Founded in 1877 by Chicago’s Czech community, the cemetery began as a result of a Catholic priest denying burial in the Bohemian-Polish Catholic Cemetery to those individuals that he disliked or deemed unworthy.

One of those people denied burial was a Czech Catholic woman named Marie Silhanek. Silhanek was not allowed to be buried at the Bohemian-Polish Cemetery because she never made her “Easter Duty” (going to confession and Holy Communion at least once during Easter season). This was the final straw for the Czech citizens in Chicago and it resulted in the founding of the Bohemian National Cemetery.

The cemetery has expanded has expanded throughout the years. Starting with only 50 acres, the cemetery is now 124 acres.

The Bohemian National Cemetery is located at 5255 N Pulaski Road in Rogers Park.
The Bohemian National Cemetery is located at 5255 N Pulaski Road in Rogers Park.

There are several points of interest that are unique about the Bohemian National Cemetery. The first one is the famous entryway into the cemetery. It is a very unique Gothic structure that replaced the original gatehouse in 1893. It was designated as a historical landmark in 1977 on the occasion of the cemeteries 100th anniversary.

Another point of interest is the World War Memorial and the flagpole that honors the veterans of World War I and World War II. The flag flies in honor of one of the cemetery’s veterans every day.

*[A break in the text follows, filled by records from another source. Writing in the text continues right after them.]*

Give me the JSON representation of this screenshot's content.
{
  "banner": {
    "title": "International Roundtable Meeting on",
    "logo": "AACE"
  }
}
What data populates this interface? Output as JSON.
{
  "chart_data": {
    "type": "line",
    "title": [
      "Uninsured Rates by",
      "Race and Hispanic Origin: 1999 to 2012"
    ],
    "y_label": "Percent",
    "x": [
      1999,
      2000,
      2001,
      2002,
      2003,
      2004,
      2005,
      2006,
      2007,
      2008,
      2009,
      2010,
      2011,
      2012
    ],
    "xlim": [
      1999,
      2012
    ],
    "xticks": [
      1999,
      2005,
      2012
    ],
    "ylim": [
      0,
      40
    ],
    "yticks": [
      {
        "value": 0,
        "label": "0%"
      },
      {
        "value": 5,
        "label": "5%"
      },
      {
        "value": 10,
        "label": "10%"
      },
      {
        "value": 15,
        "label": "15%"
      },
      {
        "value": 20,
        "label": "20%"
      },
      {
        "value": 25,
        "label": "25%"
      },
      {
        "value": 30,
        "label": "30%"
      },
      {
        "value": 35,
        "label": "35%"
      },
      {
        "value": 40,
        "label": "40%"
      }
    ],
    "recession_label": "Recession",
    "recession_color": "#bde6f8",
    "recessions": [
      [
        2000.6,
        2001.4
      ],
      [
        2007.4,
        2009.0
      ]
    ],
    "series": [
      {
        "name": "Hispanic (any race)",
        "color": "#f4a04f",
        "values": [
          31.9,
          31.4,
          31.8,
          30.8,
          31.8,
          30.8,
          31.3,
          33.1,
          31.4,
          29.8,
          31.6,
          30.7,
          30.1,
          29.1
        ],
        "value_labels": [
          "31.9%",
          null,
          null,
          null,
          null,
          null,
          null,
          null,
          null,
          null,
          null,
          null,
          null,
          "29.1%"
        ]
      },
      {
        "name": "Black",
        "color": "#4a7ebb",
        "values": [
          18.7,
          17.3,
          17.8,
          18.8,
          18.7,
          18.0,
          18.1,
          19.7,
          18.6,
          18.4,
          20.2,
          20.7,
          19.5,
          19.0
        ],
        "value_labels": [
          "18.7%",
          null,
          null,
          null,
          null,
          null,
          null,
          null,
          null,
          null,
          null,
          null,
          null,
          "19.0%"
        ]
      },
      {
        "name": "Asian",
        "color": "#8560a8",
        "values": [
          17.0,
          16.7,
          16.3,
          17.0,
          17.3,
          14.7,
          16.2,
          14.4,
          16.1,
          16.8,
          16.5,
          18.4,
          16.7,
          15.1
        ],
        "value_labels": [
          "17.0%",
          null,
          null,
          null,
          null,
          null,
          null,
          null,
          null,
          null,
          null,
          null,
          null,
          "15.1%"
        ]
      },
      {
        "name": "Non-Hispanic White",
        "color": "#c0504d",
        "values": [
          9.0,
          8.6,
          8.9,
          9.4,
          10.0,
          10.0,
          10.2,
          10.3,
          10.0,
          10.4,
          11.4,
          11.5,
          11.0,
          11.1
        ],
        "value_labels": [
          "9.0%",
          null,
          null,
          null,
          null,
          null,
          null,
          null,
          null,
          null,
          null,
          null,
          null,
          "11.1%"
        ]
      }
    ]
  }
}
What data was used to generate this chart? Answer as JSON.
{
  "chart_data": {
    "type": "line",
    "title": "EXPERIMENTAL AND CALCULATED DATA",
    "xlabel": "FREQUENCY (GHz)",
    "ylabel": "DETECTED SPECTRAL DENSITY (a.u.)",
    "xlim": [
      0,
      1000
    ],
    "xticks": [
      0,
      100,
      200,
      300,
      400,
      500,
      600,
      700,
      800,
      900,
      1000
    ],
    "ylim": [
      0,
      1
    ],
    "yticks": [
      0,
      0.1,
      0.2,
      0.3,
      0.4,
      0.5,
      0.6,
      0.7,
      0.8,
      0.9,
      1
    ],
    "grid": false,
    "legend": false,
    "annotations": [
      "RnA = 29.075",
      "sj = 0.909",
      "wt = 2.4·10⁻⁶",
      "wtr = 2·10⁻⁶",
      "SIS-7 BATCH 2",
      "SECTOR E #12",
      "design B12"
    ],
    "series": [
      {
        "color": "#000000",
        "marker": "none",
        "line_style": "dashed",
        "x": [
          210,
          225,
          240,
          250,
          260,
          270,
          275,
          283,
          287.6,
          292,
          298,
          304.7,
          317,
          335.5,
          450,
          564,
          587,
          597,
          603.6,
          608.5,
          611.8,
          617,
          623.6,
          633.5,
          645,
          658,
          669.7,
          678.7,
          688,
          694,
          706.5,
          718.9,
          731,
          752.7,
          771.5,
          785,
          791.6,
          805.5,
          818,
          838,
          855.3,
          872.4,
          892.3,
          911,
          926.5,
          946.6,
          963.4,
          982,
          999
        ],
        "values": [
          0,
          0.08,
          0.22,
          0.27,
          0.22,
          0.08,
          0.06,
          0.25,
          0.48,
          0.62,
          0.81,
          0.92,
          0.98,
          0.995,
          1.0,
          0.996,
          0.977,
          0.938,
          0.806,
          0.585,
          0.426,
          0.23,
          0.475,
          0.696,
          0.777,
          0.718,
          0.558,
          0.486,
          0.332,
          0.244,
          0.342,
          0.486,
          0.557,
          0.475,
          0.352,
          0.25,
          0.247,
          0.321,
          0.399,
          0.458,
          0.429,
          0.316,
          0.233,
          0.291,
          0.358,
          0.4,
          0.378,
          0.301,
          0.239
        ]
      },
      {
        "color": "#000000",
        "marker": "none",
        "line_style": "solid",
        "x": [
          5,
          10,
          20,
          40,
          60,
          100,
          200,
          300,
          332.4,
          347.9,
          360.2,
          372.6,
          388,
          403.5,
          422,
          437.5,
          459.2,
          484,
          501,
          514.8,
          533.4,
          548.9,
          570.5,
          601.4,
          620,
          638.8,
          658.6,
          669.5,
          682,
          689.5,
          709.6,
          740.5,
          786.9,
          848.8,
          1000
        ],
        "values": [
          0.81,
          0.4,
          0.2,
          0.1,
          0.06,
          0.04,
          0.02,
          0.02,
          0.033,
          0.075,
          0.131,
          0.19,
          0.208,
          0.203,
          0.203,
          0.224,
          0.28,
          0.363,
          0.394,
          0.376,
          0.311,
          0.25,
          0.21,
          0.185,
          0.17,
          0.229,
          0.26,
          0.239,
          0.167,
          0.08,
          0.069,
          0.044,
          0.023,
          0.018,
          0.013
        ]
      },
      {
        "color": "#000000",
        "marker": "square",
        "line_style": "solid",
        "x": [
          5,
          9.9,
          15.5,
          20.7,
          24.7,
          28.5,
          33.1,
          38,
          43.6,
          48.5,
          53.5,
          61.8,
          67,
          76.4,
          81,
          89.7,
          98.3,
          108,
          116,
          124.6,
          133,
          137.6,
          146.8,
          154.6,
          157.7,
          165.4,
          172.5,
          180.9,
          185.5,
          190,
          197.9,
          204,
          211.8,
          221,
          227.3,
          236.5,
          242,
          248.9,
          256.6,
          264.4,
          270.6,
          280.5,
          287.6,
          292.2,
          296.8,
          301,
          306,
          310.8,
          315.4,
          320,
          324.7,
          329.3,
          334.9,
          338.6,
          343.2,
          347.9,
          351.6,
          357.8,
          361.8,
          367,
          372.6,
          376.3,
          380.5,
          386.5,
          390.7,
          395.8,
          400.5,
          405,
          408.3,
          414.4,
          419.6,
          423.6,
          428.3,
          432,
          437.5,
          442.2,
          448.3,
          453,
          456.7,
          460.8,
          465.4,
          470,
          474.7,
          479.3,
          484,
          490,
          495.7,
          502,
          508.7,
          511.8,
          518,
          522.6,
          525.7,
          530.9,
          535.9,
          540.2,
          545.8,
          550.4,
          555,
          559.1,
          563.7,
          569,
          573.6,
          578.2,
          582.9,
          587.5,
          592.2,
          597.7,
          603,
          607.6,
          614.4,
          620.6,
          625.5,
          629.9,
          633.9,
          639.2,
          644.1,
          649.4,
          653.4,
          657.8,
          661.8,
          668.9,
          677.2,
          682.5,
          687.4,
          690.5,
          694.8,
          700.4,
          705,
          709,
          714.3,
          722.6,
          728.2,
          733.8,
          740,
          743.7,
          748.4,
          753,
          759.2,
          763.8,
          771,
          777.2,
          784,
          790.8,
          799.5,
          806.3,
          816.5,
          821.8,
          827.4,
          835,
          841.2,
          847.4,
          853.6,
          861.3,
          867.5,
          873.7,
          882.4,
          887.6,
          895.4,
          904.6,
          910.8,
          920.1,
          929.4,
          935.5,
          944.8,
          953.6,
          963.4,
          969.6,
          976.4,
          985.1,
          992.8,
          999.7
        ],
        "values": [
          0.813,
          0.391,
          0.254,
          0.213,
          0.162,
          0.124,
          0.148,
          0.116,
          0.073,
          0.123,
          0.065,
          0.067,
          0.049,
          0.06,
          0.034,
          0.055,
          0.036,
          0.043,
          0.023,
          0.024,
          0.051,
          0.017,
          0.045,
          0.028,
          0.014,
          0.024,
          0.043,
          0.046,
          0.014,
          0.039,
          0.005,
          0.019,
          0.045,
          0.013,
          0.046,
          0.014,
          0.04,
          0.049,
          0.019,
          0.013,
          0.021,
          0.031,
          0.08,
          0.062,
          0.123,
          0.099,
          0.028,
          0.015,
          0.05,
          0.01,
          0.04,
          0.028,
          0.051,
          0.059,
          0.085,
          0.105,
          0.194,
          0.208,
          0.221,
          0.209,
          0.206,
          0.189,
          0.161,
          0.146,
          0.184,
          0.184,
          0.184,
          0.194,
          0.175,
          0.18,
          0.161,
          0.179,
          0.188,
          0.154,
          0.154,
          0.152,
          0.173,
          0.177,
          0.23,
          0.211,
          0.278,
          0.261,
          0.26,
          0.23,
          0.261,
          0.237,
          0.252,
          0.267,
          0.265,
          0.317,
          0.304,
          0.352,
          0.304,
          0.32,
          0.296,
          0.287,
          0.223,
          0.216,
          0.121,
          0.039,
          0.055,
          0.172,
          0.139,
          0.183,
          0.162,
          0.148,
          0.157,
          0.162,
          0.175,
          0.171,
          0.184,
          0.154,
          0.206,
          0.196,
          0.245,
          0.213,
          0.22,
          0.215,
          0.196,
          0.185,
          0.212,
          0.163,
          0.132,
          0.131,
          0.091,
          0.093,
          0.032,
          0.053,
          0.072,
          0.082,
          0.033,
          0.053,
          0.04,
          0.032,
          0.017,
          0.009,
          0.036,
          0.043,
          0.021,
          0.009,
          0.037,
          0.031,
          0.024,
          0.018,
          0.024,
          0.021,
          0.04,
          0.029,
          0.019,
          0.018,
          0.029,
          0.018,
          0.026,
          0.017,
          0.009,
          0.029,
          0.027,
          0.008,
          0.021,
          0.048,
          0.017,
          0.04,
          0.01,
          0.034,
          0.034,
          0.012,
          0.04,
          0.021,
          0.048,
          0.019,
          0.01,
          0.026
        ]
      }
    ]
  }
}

The Kolar family mausoleum is a key feature of the cemetery. The Kolars were the landlords to Mrs. O’Leary. Legend has it that Mrs. O’Leary’s cow kicked over a lantern that causing the Great Chicago Fire in 1871.

The Civil War Veterans Memorial’s cornerstone was laid in 1889, however the dedication was not until 1892. Artist Joseph Klir designed the statue. The bronze figure represents a private soldier in a full fatigue uniform holding a flag in his left hand and a musket with bayonet in his right hand.

There is another war memorial, the Spanish-American War Memorial known as Hiker. It is a memorial to the soldiers who fought in the Spanish-American War (1898) and the war in the Philippines (1899-1902). The statue is of a bronze figure American soldier in uniform and gear as worn in the tropics during those conflicts. It is eight feet and five inches tall and it stands upon a Wisconsin Red Granite boulder that weighs 25 tons.

The Klacel Circle is important to the Czech community. This is a circle in which some of the leading members of the Czech community are buried, including Vaclav Pohl who was the first President of the Czechoslovak Societies of America.

Another point of interest is where many of the Eastland disaster victims are buried. The Eastland was a passenger ship that rolled over in the Chicago River in 1915 killing 844 people. 143 victims of this tragedy were buried in the cemetery.

More than 50 copies of sculptor Alice Ruggles Kitson’s “The Hiker” commemorating the Spanish-American War exist across the country.
More than 50 copies of sculptor Alice Ruggles Kitson’s “The Hiker” commemorating the Spanish-American War exist across the country.

The family mausoleum of the Cermak family was built in 1929. Anton Cermak was the mayor of Chicago from 1931-1933. He was assassinated while protecting the life of President Franklin D. Roosevelt. Approximately 150,000 people came to the cemetery for Cermak’s entombment in March of 1933.

The most recent addition to the cemetery is the Chicago Cubs Columbarium. A columbarium is a vault or structure with recesses in the walls to receive the ashes of the dead. In 2009, the cemetery added this in dedication to their Cubs fans. It is a replica of Wrigley’s red brick wall. Dennis Mascari, a lifelong Cubs fan, helped raise the funds for this in hopes of making trips to the cemetery less melancholy.

So if you’ve been passing the Bohemian National Cemetery with curiosity, or if you’re fascinated with architecture or just love history, the Bohemian National Cemetery is worth a visit.